Deutsche Welle • Monitor Ost- / Südosteuropa • 08.12.2004
Budapest, 6.12.2004, Budapester Zeitung, deutsch
Die stärkste Oppositionspartei, der Fidesz (Bund Junger Demokraten), musste bei dem von ihr angeregten Referendum am letzten Sonntag eine Niederlage einstecken. Die Partei hatte ihre Sympathisanten dazu aufgerufen, für einen Stopp der Privatisierung der Krankenhäuser und für die Einführung der doppelten Staatsbürgerschaft für Auslandsungarn zu stimmen. Nur 19 Prozent der Wahlberechtigten votierten schließlich für den Doppelpass. Für einen positiven Entscheid in dieser Frage wären 25 Prozent notwendig gewesen. Die Krankenhausfrage verfehlte bei rund 24 Prozent mit nur etwa 100.000 Stimmen die kritische Marke. Die Wahlbeteiligung lag trotz strahlendem Sonnenscheins nur bei 37 Prozent. Premier Gyurcsány wertete das Referendum als »gescheitert«. Fidesz-Vorsitzender Orbán sprach von einem »moralischen und politischen Sieg«.
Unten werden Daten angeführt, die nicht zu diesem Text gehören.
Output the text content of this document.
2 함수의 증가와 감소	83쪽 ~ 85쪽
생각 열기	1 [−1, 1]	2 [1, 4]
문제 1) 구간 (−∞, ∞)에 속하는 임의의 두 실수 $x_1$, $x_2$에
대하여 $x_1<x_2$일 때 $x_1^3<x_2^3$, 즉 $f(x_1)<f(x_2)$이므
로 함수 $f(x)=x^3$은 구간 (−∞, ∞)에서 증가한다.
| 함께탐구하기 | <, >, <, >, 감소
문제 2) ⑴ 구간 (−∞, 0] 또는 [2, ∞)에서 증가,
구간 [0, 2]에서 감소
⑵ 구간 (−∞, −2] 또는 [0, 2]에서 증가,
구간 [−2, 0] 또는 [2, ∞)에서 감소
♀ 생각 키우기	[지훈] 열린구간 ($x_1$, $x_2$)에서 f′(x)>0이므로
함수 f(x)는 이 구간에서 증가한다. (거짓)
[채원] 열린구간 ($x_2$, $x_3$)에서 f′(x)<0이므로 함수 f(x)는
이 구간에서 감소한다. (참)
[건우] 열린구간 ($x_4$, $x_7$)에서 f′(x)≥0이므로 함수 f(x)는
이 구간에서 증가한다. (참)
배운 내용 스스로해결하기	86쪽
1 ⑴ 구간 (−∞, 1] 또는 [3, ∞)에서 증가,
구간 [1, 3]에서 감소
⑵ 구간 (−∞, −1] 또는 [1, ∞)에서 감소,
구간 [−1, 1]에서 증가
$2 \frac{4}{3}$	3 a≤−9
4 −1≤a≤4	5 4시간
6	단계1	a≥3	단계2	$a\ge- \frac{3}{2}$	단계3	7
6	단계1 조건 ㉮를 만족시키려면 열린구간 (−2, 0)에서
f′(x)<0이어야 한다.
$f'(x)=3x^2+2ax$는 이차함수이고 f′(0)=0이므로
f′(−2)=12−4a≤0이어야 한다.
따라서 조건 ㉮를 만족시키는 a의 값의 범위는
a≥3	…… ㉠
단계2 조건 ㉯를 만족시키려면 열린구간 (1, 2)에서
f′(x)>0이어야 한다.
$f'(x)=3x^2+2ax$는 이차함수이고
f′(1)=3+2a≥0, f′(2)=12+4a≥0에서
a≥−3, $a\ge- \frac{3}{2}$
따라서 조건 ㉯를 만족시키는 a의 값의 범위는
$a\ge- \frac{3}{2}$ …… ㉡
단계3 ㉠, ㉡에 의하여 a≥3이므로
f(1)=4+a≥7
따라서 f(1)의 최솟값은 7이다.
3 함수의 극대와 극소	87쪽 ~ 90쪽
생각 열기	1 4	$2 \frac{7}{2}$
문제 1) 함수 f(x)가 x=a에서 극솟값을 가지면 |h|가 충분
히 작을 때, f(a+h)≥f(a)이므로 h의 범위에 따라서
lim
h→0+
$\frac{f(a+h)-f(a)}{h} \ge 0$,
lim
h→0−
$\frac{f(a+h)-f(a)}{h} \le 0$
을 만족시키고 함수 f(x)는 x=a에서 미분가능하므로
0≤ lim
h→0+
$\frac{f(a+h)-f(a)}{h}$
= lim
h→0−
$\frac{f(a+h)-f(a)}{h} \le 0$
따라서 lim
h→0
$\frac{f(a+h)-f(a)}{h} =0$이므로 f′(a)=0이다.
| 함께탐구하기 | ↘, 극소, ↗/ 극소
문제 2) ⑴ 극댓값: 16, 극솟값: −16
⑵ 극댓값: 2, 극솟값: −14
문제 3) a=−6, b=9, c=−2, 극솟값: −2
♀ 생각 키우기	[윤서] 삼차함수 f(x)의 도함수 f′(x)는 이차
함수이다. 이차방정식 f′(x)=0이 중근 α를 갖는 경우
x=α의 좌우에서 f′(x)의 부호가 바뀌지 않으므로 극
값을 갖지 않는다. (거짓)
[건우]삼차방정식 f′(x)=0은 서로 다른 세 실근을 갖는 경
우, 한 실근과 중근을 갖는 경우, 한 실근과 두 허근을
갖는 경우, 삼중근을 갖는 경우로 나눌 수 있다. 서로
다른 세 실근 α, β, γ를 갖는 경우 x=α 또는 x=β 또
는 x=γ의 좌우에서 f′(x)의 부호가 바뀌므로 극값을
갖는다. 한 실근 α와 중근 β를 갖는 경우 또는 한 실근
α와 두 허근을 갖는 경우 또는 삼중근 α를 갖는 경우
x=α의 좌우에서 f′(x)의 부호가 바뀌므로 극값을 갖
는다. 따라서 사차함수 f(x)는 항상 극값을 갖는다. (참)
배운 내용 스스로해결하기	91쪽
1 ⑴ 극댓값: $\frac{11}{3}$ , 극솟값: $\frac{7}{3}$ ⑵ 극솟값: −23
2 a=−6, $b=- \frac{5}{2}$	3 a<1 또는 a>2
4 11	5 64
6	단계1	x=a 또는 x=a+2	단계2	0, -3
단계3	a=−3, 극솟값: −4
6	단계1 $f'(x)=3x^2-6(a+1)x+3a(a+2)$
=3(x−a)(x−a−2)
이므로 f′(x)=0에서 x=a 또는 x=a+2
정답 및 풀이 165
Der mit 37 Prozent nur verhältnismäßig geringe Zuspruch, den das Referendum bei den ungarischen Wahlberechtigten gefunden hat, mag verwundern. Immerhin wurden sie in den Wochen zuvor kräftig mit nationalen Losungen und mit viel Pathos bearbeitet. Von einer »Schicksalsfrage für das ungarische Volk« war die Rede, der Wahlsonntag selbst wurde schon vorab als »historisches« Datum verklärt.
Der Fidesz schien sich bei so viel verbaler Artillerievorbereitung seiner Sache so sicher, dass sein Parteichef, Viktor Orbán, vor einigen Wochen für den Fall eines negativen Ausgangs des Referendums leichtsinnig »persönliche Konsequenzen« angekündigt hatte. Umso schwerer fiel es ihm am Wahlabend, seine Niederlage einzugestehen. In einer ersten Reaktion feierte er daher das Wahlergebnis lieber als »moralischen und politischen Sieg«.
In gewissem Sinne lag er damit auch richtig, schließlich konnte der Standpunkt seiner Partei bei beiden Fragen einen Sieg verbuchen: beim Doppelpass mit 51 Prozent und beim Privatisierungsstopp mit 66 Prozent. Da in beiden Fällen jedoch weniger als 25 Prozent der Wahlberechtigten hinter dem Votum standen, haben die positiven Antworten keine verbindlichen Auswirkungen auf die Arbeit der Legislative.
Ungeachtet dessen unterstrich Orbán jedoch, dass das mehrheitliche »Igeln« der Wähler durchaus zähle. »Das Parlament und die Regierung müssen sich jetzt der Schaffung eines Gesetzes enthalten, das zur Privatisierung der Krankenhäuser führen würde«, hoffte der Politiker. Mit Blick auf die doppelte Staatsbürgerschaft regte er an, die Ständige Konferenz der Ungarn zusammenzurufen, wo man eine Kommission aufstellen sollte, die sich mit der Vorbereitung eines Gesetzesentwurfs über die doppelte Staatsbürgerschaft befassen soll.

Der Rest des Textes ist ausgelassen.